Zeng Fandi, Liu Limin, Liu Yinzeng, Bai Hongbin, Li Chunxiao, Zhao Zhihuan
College of Mechanical and Electronic Engineering, Shandong Agriculture and Engineering University, Jinan, 250100, China.
College of Mechanical and Electrical Engineering, Inner Mongolia Agricultural University, Hohhot, 010018, China.
Sci Rep. 2025 Jul 15;15(1):25629. doi: 10.1038/s41598-025-11827-9.
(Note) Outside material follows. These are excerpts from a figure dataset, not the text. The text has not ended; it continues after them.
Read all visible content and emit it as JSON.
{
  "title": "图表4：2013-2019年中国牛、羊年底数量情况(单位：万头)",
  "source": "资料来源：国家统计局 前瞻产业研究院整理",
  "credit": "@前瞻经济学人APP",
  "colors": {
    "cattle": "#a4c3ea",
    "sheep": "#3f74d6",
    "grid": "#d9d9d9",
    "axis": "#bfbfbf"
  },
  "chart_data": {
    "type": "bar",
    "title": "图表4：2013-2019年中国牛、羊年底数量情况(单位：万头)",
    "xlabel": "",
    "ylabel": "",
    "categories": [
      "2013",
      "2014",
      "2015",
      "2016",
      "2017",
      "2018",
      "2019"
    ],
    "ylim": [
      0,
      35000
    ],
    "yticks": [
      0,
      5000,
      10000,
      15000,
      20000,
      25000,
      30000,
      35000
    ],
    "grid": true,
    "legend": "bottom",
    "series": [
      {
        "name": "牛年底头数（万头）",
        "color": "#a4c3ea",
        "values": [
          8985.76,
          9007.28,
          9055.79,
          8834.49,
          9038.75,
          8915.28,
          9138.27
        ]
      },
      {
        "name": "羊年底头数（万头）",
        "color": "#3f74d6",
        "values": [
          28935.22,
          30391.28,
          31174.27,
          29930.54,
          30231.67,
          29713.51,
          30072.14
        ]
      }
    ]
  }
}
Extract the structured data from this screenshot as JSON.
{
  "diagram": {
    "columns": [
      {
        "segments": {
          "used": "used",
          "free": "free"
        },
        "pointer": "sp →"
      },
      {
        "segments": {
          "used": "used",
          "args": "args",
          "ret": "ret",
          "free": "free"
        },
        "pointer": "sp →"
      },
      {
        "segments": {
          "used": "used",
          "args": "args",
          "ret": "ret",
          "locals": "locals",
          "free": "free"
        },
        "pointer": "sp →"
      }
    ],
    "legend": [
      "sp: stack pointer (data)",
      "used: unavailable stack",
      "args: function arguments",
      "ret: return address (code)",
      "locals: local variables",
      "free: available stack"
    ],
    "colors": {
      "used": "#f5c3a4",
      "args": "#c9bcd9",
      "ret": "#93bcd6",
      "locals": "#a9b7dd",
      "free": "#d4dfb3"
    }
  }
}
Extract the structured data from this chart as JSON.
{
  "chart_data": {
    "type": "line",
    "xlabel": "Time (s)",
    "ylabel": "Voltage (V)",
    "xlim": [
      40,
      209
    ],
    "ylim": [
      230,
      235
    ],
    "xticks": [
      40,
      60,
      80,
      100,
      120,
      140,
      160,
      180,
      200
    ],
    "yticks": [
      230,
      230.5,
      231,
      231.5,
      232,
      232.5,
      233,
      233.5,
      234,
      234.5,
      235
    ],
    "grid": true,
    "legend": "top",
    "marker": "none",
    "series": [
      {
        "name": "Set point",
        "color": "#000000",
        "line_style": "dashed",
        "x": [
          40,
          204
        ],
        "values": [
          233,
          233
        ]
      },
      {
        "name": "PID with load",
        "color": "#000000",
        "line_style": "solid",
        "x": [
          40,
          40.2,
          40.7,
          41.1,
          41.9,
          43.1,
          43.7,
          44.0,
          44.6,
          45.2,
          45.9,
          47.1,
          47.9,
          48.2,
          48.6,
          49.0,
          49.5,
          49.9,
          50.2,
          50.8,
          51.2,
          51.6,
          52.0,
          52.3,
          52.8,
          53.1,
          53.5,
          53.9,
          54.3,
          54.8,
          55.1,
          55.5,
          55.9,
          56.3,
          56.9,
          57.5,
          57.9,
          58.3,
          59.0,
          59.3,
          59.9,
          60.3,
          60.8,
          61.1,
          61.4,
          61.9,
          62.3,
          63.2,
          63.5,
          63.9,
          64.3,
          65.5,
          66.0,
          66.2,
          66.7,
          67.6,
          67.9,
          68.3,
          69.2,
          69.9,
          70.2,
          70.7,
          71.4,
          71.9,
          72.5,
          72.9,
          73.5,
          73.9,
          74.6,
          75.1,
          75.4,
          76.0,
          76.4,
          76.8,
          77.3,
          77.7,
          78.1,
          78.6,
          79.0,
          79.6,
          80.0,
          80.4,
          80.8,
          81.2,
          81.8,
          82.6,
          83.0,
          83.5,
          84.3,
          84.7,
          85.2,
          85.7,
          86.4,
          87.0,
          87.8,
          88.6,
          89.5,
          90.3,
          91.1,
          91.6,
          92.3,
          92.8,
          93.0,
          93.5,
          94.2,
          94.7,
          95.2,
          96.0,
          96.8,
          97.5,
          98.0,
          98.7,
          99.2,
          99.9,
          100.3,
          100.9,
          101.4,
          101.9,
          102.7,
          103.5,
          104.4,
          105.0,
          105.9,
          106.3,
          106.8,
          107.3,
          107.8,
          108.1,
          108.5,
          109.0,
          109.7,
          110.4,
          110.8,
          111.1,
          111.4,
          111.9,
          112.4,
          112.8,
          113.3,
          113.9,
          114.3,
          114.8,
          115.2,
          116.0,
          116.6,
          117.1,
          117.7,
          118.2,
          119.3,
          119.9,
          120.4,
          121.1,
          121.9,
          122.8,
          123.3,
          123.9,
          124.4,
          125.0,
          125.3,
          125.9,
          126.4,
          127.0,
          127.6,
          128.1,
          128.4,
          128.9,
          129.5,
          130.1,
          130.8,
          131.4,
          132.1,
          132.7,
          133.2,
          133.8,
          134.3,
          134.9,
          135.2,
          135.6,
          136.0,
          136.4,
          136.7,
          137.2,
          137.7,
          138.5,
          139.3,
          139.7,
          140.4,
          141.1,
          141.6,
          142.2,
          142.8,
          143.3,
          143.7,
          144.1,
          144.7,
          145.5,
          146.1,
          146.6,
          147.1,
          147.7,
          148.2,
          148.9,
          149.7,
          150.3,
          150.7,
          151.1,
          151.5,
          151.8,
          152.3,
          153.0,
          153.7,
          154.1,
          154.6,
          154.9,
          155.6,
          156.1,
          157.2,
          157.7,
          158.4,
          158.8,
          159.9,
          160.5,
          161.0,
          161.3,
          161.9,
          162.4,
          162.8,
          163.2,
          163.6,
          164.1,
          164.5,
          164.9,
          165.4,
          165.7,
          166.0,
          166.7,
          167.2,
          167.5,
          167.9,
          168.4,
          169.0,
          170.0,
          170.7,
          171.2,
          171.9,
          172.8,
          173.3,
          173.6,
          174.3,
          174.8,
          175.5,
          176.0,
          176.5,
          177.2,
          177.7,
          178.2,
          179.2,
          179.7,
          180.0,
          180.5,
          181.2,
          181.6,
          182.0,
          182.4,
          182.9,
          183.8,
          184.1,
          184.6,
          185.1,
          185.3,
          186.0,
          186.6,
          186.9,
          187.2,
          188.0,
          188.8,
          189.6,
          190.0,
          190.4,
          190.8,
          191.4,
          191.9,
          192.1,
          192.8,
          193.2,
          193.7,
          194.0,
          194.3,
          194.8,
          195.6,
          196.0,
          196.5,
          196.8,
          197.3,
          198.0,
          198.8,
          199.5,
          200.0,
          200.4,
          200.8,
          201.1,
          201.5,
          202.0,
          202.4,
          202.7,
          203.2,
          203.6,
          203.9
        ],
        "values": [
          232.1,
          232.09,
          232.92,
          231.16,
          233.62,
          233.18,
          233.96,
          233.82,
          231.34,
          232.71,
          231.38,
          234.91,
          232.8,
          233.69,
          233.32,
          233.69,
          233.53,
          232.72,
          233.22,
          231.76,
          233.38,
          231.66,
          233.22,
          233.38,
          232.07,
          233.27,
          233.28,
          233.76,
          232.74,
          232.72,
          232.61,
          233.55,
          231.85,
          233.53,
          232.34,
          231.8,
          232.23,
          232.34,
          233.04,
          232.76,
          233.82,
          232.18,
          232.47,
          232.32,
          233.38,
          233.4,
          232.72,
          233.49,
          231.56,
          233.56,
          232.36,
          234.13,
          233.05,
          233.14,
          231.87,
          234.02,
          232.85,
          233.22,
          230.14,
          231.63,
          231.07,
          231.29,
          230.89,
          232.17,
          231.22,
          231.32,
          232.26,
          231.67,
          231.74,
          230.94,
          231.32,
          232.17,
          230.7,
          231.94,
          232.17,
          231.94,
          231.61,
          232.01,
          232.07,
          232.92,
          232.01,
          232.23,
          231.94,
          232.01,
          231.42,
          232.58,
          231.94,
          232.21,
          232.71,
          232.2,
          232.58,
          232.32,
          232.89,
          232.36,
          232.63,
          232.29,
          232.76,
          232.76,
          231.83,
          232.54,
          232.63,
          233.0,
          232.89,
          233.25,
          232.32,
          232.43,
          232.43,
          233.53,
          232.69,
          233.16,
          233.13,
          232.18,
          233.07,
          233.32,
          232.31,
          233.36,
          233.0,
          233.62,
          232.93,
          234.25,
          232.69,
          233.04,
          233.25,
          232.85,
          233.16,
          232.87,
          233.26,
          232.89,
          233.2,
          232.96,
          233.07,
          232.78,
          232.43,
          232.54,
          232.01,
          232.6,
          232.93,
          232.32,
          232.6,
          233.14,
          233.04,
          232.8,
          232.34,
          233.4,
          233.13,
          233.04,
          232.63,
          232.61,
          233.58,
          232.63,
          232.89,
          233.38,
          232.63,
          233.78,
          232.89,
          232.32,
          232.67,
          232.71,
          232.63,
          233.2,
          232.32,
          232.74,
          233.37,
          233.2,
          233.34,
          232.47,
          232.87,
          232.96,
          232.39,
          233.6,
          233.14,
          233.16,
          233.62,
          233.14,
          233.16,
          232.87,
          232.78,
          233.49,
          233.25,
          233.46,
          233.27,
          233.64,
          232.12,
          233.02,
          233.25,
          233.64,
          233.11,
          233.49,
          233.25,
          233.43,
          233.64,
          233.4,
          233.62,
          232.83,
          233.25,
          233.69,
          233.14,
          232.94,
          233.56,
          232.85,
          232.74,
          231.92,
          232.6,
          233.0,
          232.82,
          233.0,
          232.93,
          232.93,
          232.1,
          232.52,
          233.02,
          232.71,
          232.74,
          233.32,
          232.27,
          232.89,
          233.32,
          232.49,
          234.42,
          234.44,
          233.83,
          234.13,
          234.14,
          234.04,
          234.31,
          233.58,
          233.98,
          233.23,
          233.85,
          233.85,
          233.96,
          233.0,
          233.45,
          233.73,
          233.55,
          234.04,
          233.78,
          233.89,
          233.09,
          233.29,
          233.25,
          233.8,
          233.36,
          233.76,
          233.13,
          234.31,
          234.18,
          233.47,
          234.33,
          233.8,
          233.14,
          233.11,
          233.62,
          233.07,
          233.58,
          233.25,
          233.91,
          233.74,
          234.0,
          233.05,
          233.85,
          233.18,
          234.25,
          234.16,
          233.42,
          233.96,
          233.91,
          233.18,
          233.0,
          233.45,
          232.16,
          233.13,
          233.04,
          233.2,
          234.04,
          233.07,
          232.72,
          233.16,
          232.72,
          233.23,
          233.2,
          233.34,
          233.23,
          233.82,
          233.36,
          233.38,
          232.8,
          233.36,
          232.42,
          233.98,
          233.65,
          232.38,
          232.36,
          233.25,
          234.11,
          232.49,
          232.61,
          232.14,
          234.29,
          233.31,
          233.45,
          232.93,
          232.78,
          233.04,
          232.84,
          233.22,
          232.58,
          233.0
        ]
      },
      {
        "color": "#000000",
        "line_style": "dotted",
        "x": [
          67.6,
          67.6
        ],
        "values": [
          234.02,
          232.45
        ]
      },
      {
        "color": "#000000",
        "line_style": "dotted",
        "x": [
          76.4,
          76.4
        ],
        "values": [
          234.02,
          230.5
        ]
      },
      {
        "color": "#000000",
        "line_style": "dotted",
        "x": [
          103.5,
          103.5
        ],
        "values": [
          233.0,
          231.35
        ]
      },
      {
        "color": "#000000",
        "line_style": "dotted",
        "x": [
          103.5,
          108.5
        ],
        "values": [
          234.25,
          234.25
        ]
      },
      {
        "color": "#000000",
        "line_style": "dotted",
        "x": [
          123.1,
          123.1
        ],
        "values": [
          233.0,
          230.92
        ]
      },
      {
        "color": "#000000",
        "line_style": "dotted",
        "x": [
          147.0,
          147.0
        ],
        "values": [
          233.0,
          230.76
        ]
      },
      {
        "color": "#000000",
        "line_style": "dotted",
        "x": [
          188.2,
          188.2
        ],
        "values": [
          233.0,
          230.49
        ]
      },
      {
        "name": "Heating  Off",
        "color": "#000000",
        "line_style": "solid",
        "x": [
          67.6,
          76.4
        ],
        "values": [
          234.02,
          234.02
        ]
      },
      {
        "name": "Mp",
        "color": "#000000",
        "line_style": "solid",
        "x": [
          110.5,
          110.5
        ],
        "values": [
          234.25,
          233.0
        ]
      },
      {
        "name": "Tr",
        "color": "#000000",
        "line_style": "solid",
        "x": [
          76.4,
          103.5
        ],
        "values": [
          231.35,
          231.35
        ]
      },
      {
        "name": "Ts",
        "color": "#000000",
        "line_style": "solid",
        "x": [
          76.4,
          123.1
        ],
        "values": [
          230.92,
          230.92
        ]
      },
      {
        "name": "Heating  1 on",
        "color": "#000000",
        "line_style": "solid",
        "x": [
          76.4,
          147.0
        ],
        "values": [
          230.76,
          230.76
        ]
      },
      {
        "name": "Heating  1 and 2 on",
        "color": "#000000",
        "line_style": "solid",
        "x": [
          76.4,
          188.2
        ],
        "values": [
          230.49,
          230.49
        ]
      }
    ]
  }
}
In order to calibrate the properties of the organic fertilizer particles, this work employs an integrated strategy that combines simulations, machine vision techniques, and physical experiments. Through physical testing, the fundamental physical characteristics of the organic fertilizer particles were identified. The initial analysis was through the Plackett-Burman test. The parameters that greatly influence the angle of repose are established. The previously identified important variables were optimized by the Central Composite Design test. The regression fitting models of the BP neural network have been developed from the data set derived from the Central Composite Design test results. Genetic algorithms (GA) and particle swarm optimization algorithms (PSO) were used to optimize the BP neural network. The RMAE and RMSE of the BP, GA - BP, PSO - BP and RSM regression models were compared and analyzed. The results showed that PSO - BP algorithm could achieve better fitting effect, and could construct a prediction model with higher accuracy and less error to analyze the repose angle of the organic fertilizer particles. The PSO - BP algorithm was used to iterate until the individual with the closest fitness was obtained. COR was 0.35, COS was 0.49, COS was 0.29 and COD was 0.38 were the optimal parameter combination.
为了校准有机肥颗粒的特性,本研究采用了一种综合策略,该策略结合了模拟、机器视觉技术和物理实验。通过物理测试,确定了有机肥颗粒的基本物理特性。最初的分析是通过Plackett-Burman试验进行的。确定了对休止角有重大影响的参数。通过中心复合设计试验对先前确定的重要变量进行了优化。基于中心复合设计试验结果得到的数据集建立了BP神经网络的回归拟合模型。采用遗传算法(GA)和粒子群优化算法(PSO)对BP神经网络进行优化。对BP、GA-BP、PSO-BP和RSM回归模型的RMAE和RMSE进行了比较分析。结果表明,PSO-BP算法能取得较好的拟合效果,能够构建精度更高、误差更小的预测模型来分析有机肥颗粒的休止角。使用PSO-BP算法进行迭代,直到获得适应度最接近的个体。COR为0.35、COS为0.49、COS为0.29和COD为0.38是最优参数组合。